Por David Páramo

Quizá porque iba como “mal tercio” de mi amigo de la infancia, ahora entrando en la adolescencia, y su ahora esposa, o quizás por la gran pasión que tenía por la música de metal, especialmente Iron Maiden, cuando vi Footloose con Kevin Bacon me pareció una película ridícula.
¿Cómo era posible que un tipo bonito, buen bailarín, cambiara radicalmente a toda una población con baladas melosas y pegajosas? … O algo así dije mientras cenaba tacos con la cursi pareja que se empeñaba en sacarme de mis lecturas tan obsesivas (como pueden serlo a los 17 años) con William Blake o cualquier otro de los poetas malditos, que me parecían profundamente cool, con frases matadoras como “Por el camino del exceso se llega a la virtud”.
Los hechos, con el paso del tiempo, se encargaron de demostrar lo equivocado que estaba, no sólo sobre la influencia de la música en la sociedad, sino en muchas otras cosas… Lo que no ha cambiado es mi pasión por el metal, ni por los poetas malditos.
Los grupos de K-pop han revolucionado no sólo la música, sino también la visión que se tiene de Corea del Sur, que parece vivir con varios siglos de ventaja sobre sus vecinos del norte, quienes aún están aferrados a formas propias de principios del siglo XX, o que quizá comienzan a regresar, de la mano de populistas de todas latitudes y formaciones políticas, a quienes sólo les interesa tener mandatos eternos, o hasta que la muerte los alcance.
El concepto de esta música coreana, que se ha convertido en un fenómeno mundial, tiene sorprendentes paralelismos con Footloose. En los años duros y dictatoriales de Corea del Sur, sólo podía hacerse música para alabar al gobierno y exaltar la belleza, real o fingida, que vivía en la mente de los políticos.

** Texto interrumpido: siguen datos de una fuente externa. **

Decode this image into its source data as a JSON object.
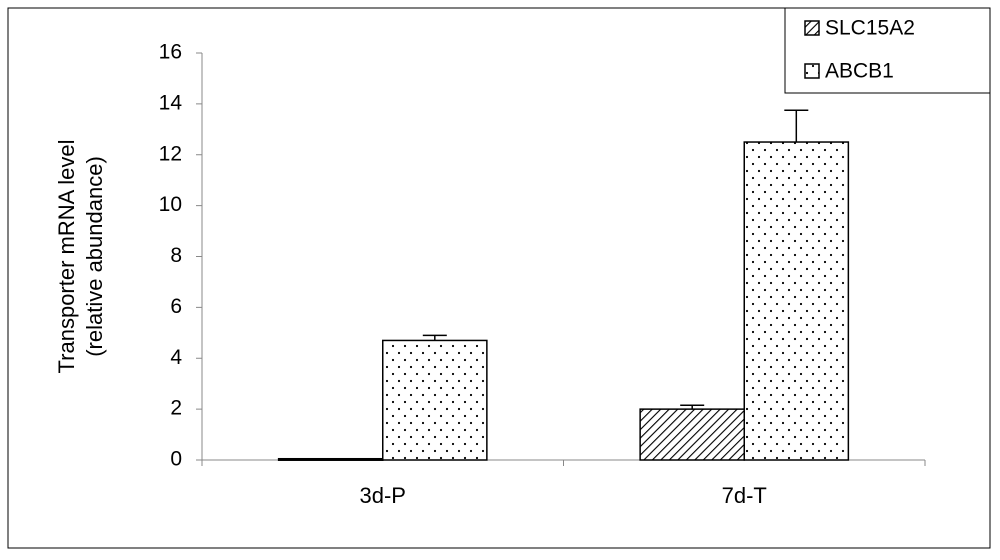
{
  "chart_data": {
    "type": "bar",
    "ylabel": [
      "Transporter mRNA level",
      "(relative abundance)"
    ],
    "categories": [
      "3d-P",
      "7d-T"
    ],
    "series": [
      {
        "name": "SLC15A2",
        "color": "#000000",
        "pattern": "diagonal",
        "values": [
          0.05,
          2.0
        ],
        "errors": [
          null,
          0.15
        ]
      },
      {
        "name": "ABCB1",
        "color": "#000000",
        "pattern": "dots",
        "values": [
          4.7,
          12.5
        ],
        "errors": [
          0.2,
          1.25
        ]
      }
    ],
    "ylim": [
      0,
      16
    ],
    "yticks": [
      0,
      2,
      4,
      6,
      8,
      10,
      12,
      14,
      16
    ],
    "legend": "top-right"
  }
}
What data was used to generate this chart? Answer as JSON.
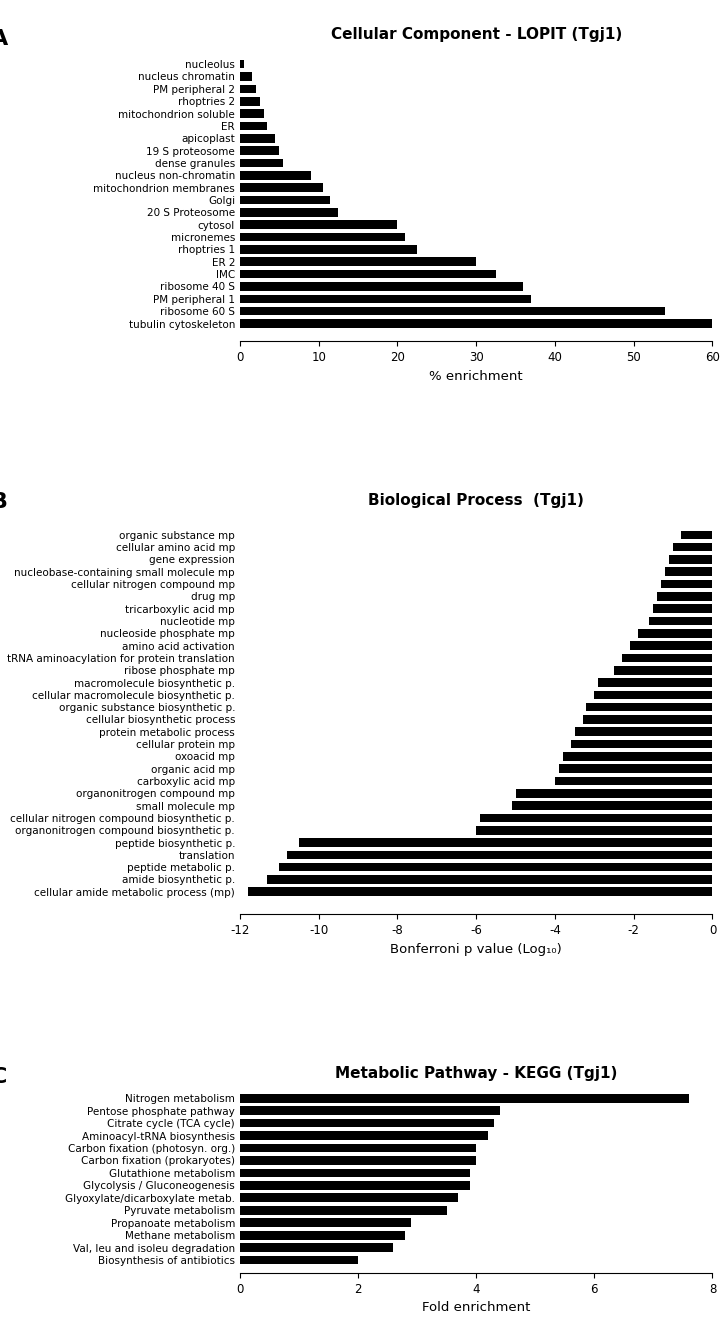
{
  "panel_A": {
    "title": "Cellular Component - LOPIT (Tgj1)",
    "categories": [
      "nucleolus",
      "nucleus chromatin",
      "PM peripheral 2",
      "rhoptries 2",
      "mitochondrion soluble",
      "ER",
      "apicoplast",
      "19 S proteosome",
      "dense granules",
      "nucleus non-chromatin",
      "mitochondrion membranes",
      "Golgi",
      "20 S Proteosome",
      "cytosol",
      "micronemes",
      "rhoptries 1",
      "ER 2",
      "IMC",
      "ribosome 40 S",
      "PM peripheral 1",
      "ribosome 60 S",
      "tubulin cytoskeleton"
    ],
    "values": [
      0.5,
      1.5,
      2.0,
      2.5,
      3.0,
      3.5,
      4.5,
      5.0,
      5.5,
      9.0,
      10.5,
      11.5,
      12.5,
      20.0,
      21.0,
      22.5,
      30.0,
      32.5,
      36.0,
      37.0,
      54.0,
      60.0
    ],
    "xlabel": "% enrichment",
    "xlim": [
      0,
      60
    ],
    "xticks": [
      0,
      10,
      20,
      30,
      40,
      50,
      60
    ],
    "bar_color": "#000000"
  },
  "panel_B": {
    "title": "Biological Process  (Tgj1)",
    "categories": [
      "organic substance mp",
      "cellular amino acid mp",
      "gene expression",
      "nucleobase-containing small molecule mp",
      "cellular nitrogen compound mp",
      "drug mp",
      "tricarboxylic acid mp",
      "nucleotide mp",
      "nucleoside phosphate mp",
      "amino acid activation",
      "tRNA aminoacylation for protein translation",
      "ribose phosphate mp",
      "macromolecule biosynthetic p.",
      "cellular macromolecule biosynthetic p.",
      "organic substance biosynthetic p.",
      "cellular biosynthetic process",
      "protein metabolic process",
      "cellular protein mp",
      "oxoacid mp",
      "organic acid mp",
      "carboxylic acid mp",
      "organonitrogen compound mp",
      "small molecule mp",
      "cellular nitrogen compound biosynthetic p.",
      "organonitrogen compound biosynthetic p.",
      "peptide biosynthetic p.",
      "translation",
      "peptide metabolic p.",
      "amide biosynthetic p.",
      "cellular amide metabolic process (mp)"
    ],
    "values": [
      -0.8,
      -1.0,
      -1.1,
      -1.2,
      -1.3,
      -1.4,
      -1.5,
      -1.6,
      -1.9,
      -2.1,
      -2.3,
      -2.5,
      -2.9,
      -3.0,
      -3.2,
      -3.3,
      -3.5,
      -3.6,
      -3.8,
      -3.9,
      -4.0,
      -5.0,
      -5.1,
      -5.9,
      -6.0,
      -10.5,
      -10.8,
      -11.0,
      -11.3,
      -11.8
    ],
    "xlabel": "Bonferroni p value (Log₁₀)",
    "xlim": [
      -12,
      0
    ],
    "xticks": [
      -12,
      -10,
      -8,
      -6,
      -4,
      -2,
      0
    ],
    "bar_color": "#000000"
  },
  "panel_C": {
    "title": "Metabolic Pathway - KEGG (Tgj1)",
    "categories": [
      "Nitrogen metabolism",
      "Pentose phosphate pathway",
      "Citrate cycle (TCA cycle)",
      "Aminoacyl-tRNA biosynthesis",
      "Carbon fixation (photosyn. org.)",
      "Carbon fixation (prokaryotes)",
      "Glutathione metabolism",
      "Glycolysis / Gluconeogenesis",
      "Glyoxylate/dicarboxylate metab.",
      "Pyruvate metabolism",
      "Propanoate metabolism",
      "Methane metabolism",
      "Val, leu and isoleu degradation",
      "Biosynthesis of antibiotics"
    ],
    "values": [
      7.6,
      4.4,
      4.3,
      4.2,
      4.0,
      4.0,
      3.9,
      3.9,
      3.7,
      3.5,
      2.9,
      2.8,
      2.6,
      2.0
    ],
    "xlabel": "Fold enrichment",
    "xlim": [
      0,
      8
    ],
    "xticks": [
      0,
      2,
      4,
      6,
      8
    ],
    "bar_color": "#000000"
  },
  "figure_bg": "#ffffff",
  "panel_labels": [
    "A",
    "B",
    "C"
  ],
  "label_fontsize": 16,
  "title_fontsize": 11,
  "tick_fontsize": 8.5,
  "axis_label_fontsize": 9.5,
  "category_fontsize": 7.5
}
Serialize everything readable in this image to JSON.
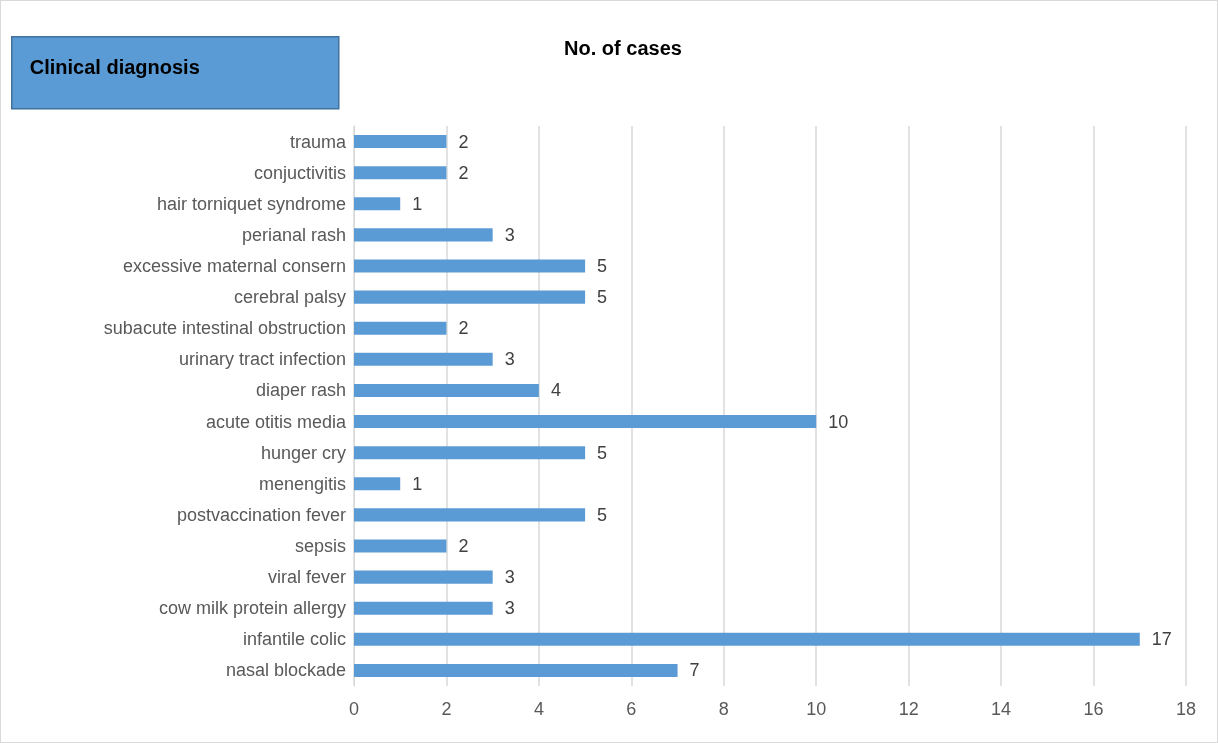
{
  "chart_data": {
    "type": "bar",
    "orientation": "horizontal",
    "title": "No. of cases",
    "ylabel": "Clinical diagnosis",
    "categories": [
      "trauma",
      "conjuctivitis",
      "hair torniquet syndrome",
      "perianal rash",
      "excessive maternal consern",
      "cerebral palsy",
      "subacute intestinal obstruction",
      "urinary tract infection",
      "diaper rash",
      "acute otitis media",
      "hunger cry",
      "menengitis",
      "postvaccination fever",
      "sepsis",
      "viral fever",
      "cow milk protein allergy",
      "infantile colic",
      "nasal blockade"
    ],
    "values": [
      2,
      2,
      1,
      3,
      5,
      5,
      2,
      3,
      4,
      10,
      5,
      1,
      5,
      2,
      3,
      3,
      17,
      7
    ],
    "color": "#5b9bd5",
    "xlim": [
      0,
      18
    ],
    "xticks": [
      0,
      2,
      4,
      6,
      8,
      10,
      12,
      14,
      16,
      18
    ],
    "grid": "x",
    "data_labels": true
  }
}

La llegada de la democracia trajo un deseo de parecerse a los occidentales e ir forjando un estilo propio. Como sucede con la tecnología, partieron de ideas que en Estados Unidos y América Latina ya habían demostrado un gran éxito.
Un grupo de, más o menos, cinco efebos con bellezas diferentes para ser el sueño de cualquier mujer joven —y no tan joven—, con distintas habilidades para encajar en la mayoría de los estándares estéticos: si no recuerdan a Kevin Bacon de aquellos años, entonces pueden pensar en New Kids on the Block, NSYNC, o latinoamericanos como Menudo. Entre las estrellas del K-pop se encuentran los próximos Chayanne, quien sigue siendo el papá de todas; Ricky Martin, quien, según mi hermana del corazón, es el hombre más guapo que haya pisado la tierra.
Entre los integrantes de BTS están los amores platónicos de la nueva generación de mujeres de mediana edad. Curiosamente, el K-pop ha dado un paso mucho más grande en materia de inclusión, puesto que también existen grupos de mujeres que son el sueño de cualquier adolescente. Si en lugar de Kevin Bacon hubiera estado la versión femenina de Blackpink, tal vez tampoco me habría gustado la película, pero seguramente me habría divertido más.
El K-pop representa la nueva forma de presentarse de un pueblo que desea verse bonito, organizado y con una proyección hacia un futuro con formas de belleza suave, una estética que cualquier padre desearía para sus hijas. Plantea un país que rompió con una vida de estilo puritano, tal como lo hicieron los habitantes de Bomont, el pueblo imaginario que transformó Bacon con una sonrisa y unos pasos de baile dignos de cualquier cantante de K-pop.
Cuando estaba escribiendo este artículo, volví a ver Footloose con ojos adultos, y siguió sin gustarme; sin embargo, entendí que no es absurdo lo que plantea: los grupos de K-pop que mi pequeño hijo adora, y que parecen el soundtrack de cualquier videojuego, tienen los mismos valores estéticos que se le criticaban a la música en la película de la década de los 80 y si, han sido parte importante de la transformación de una sociedad.
Si usted se emocionó con esa película, le invito a que vea con indulgencia cómo sus hijos o nietos se emocionan con la música de Demon Slayer o quieren verse como figuras de anime. Todos en la adolescencia fuimos ridículos, como el hombre abstemio que hoy soy, y que se emocionaba leyendo a los poetas malditos mientras escuchaba Run to the Hills.